The crypto sector has been on tender hooks for months since the market capitalization grew to such a size last year that it forced regulators to take notice and any utterances from the Security and Exchange Commission (SEC) or Commodity Futures Trading Commission (CFTC) has a pronounced effect on prices.
The story first appeared in the Wall Street Journal on May 1 in which it reported that “regulators are examining whether other widely traded cryptocurrencies should be regulated as securities, according to people familiar with the matter… The inquiry includes a focus on ether.”
According to another of the Journal’s sources: “A working group of regulators including senior SEC and CFTC officials are scheduled to discuss the matter on May 7″. However, there was no mention of the meeting on the calendar of either body’s website.
The story gathered momentum and credibility across the crypto news media and while the price of ether rallied for several days from May 1, the day the rumor was first published in the WSJ, the nerves of traders appeared to get the better of them as the supposed day of reckoning came closer.

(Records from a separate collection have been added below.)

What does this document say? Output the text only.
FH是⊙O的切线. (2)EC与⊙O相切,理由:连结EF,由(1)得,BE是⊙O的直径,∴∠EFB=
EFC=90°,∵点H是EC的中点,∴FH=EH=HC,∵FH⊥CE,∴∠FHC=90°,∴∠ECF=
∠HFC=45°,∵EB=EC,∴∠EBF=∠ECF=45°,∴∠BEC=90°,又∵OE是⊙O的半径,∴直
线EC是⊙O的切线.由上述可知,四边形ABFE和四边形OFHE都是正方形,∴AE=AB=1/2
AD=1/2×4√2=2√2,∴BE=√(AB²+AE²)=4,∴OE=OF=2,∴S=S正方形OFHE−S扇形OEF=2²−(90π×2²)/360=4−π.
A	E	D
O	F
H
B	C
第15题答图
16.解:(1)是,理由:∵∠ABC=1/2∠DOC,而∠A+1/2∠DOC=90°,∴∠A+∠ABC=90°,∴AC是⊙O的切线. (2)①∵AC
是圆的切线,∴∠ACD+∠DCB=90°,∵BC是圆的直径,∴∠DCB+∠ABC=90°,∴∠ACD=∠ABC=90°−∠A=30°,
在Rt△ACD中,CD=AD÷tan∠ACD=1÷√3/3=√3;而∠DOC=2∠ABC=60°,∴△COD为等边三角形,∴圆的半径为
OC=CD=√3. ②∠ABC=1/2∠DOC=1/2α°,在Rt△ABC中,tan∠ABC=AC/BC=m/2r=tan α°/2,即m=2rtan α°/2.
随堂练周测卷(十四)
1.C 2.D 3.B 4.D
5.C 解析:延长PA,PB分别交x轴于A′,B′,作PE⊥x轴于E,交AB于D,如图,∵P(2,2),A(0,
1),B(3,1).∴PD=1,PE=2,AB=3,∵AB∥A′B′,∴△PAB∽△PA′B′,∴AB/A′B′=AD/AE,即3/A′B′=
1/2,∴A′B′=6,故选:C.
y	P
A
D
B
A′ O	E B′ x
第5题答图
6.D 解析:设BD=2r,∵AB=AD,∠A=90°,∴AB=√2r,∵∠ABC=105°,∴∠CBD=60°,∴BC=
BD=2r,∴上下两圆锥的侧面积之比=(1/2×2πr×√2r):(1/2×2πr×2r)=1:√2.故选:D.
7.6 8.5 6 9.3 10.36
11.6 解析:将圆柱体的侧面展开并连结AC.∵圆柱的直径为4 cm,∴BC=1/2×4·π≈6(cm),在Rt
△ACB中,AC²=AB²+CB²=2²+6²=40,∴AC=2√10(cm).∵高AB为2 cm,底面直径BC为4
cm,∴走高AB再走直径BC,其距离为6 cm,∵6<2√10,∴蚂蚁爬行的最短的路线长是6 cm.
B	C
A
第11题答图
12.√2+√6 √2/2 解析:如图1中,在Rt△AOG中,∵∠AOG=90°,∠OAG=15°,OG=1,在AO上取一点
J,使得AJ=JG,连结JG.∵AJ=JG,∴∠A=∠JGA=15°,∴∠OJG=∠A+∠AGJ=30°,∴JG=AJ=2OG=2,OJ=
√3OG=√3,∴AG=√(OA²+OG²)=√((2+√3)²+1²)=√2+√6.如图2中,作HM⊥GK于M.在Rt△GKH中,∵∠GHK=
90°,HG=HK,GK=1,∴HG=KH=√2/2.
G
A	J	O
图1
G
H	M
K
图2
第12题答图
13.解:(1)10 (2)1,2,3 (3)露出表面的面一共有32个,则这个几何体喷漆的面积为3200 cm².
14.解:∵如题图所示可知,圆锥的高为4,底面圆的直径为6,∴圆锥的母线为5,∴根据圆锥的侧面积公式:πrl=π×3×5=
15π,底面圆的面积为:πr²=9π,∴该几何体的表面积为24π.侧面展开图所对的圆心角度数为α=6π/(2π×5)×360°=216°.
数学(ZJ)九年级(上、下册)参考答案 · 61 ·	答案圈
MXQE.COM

However, with May 7th now history and no announcements or confirmation of a meeting from either agency, there has been some finger-pointing and conjecture as to why the WSJ published such inaccurate details. Technology maverick John McAfee has been characteristically blunt: “The SEC made us fear Ethereum because Bitcoin was so obviously just a currency and out of their realm. They want to crush crypto, so the only way to scare us is to frown at Ethereum. The legal field is clear: Fish will ride bicycles before Ethereum could be called a security.”
Ripple faces class action around ICO
These discussions are no doubt taking place against a backdrop of crypto market scrutiny; Gary Gensler, a former CFTC chairman, said back in April that “there is a strong case that one or both of ETH and XRP are noncompliant securities.”
Ripple is also facing a class action law suit predicated on whether its ICO amounted to an unregistered security issuance. Lead plaintiff Ryan Coffey, who invested $1,690 at the ICO stage, is acting on behalf of all XRP holders and claims that Ripple created surplus XRP out of thin air for the sole purpose of promoting and manipulating the price of the coin when it was first sold to the public.
Coffey wants an admission from Ripple Labs and its CEO Bradley Garlinghouse that it sold unregistered securities, which would amount to full mea culpa.
In both instances, Ripple and Ethereum will be evaluated pursuant to the famed Howey Test, which since 1933 has been used as a framework to discern whether a transaction is deemed an “investment contract” and thus considered a security. The test determines that a transaction is an investment contract if “a person invests his money in a common enterprise and is led to expect profits solely from the efforts of the promoter or a third party.”
The Ethereum Foundation is confident that its open-source project and the voluntary nature of its “workers” preclude it from being classified a security. Before regulators do come around to a ruling we can expect it to be long-deliberated because the foundation will have recourse to appeal any decision, which could start years of litigation. In the meantime, it looks like the confidence of crypto markets will continue to be whipsawed by any regulatory rumblings.